Atras 5.9-, Icebox Canyon

It all begins with an idea.

Climbed on June 29, 2023. 

Fun Rating: Very Fun.

Climbing in Red Rock Canyon is often profound, frequently moving, and almost invariably enjoyable. It is my favorite place on earth thus far, and I wouldn’t change a thing about it (except maybe opening the gates earlier.) For all the joy and triumph, however, the desert requires something in return. In the canyon this often takes the form of long and strenuous approaches, or longer and more strenuous descents. On Atras, and many other climbs that Zak and I seek out, the price to be paid was in the form of bad rock. 

Zak on the first pitch.

After the immaculate varnished corner of the first pitch, full of pods and offwidth and even a hands free kneebar or two, I stood at the belay looking up at the two routes to enter the squeeze section and was displeased. To the right a small corner that petered out into a roof that looked potentially layback-able. To the left, an exposed and unprotectable face of questionable rock quality. I believe it is in these moments that we find the gray area between good and bad experiences, exultation or disappointment or worse. Which way to go? On such infrequently climbed rock there is no trail of previous climbers to follow, guiding chalk or rubber stains wholly absent from the twenty feet or so of rotten-looking white sandstone. Choose right and the day continues on its trajectory of fun and fulfillment. Choose wrong and suddenly it’s a one star climb, if you’re lucky. Always choices to be made, and all choices have consequences one way or another.

Myself starting pitch 2.

I chose left and after a blank-faced moment shared with my partner, I set off and upward.
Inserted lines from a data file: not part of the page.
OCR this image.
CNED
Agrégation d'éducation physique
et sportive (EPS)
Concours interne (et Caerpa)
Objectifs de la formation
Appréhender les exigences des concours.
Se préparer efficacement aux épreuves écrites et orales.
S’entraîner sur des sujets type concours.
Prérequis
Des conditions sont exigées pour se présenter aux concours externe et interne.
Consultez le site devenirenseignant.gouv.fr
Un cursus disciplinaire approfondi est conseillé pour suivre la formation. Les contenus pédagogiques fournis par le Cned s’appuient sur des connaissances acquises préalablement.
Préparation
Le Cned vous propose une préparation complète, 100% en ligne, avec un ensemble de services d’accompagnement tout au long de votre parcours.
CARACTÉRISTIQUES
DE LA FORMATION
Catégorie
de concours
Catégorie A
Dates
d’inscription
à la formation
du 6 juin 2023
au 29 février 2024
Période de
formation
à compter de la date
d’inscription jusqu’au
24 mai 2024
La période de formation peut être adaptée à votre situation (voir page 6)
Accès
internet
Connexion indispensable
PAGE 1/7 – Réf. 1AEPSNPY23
The rock was predominantly the type of soft sugary white stone that acts as a kind of Schrodinger’s hand or foothold. That being, there is an equal chance of it holding or breaking, and you won’t know until you’ve fully trusted it with your weight. I carefully picked my way through microflakes and slopers that more resembled sandboxes, the frown that had begun at the first few moves deepening with each subsequent lack of protection opportunities. Suddenly I was there, a frightening mantle into a shouldery move and the comforting cool of the squeeze chimney was against my shoulders and neck. I took a moment to catch my breath and steady my nerves before looking up and evaluating the tunnel above me. Finally, I was thinking, I can have some real fun

Safely below the squeeze.

Helmet off and safely stowed, I entered a tight hallway barely big enough for my chest and harnessed hips to pass. For a while the only thing that existed in my personal universe was the rock cold against my cheek and the steady sequence of breathing out, shuffling upward an inch or a few, and breathing in to stop myself and rest. At the top I turned the roof and finished the route up the easy final offwidth. Belaying my partner up, I settled into my customary quiet enjoyment of where I was and my place in the grand scheme of things. With the swifts diving in turns, and a solitary raven calling to anyone who would listen, I reflected on the climb and smiled at what I had called out to my partner while in the chimney:

"There's a lot of Herbst routes where I wonder, 'why don't people climb this more often?' This isn't one of those routes, I get it."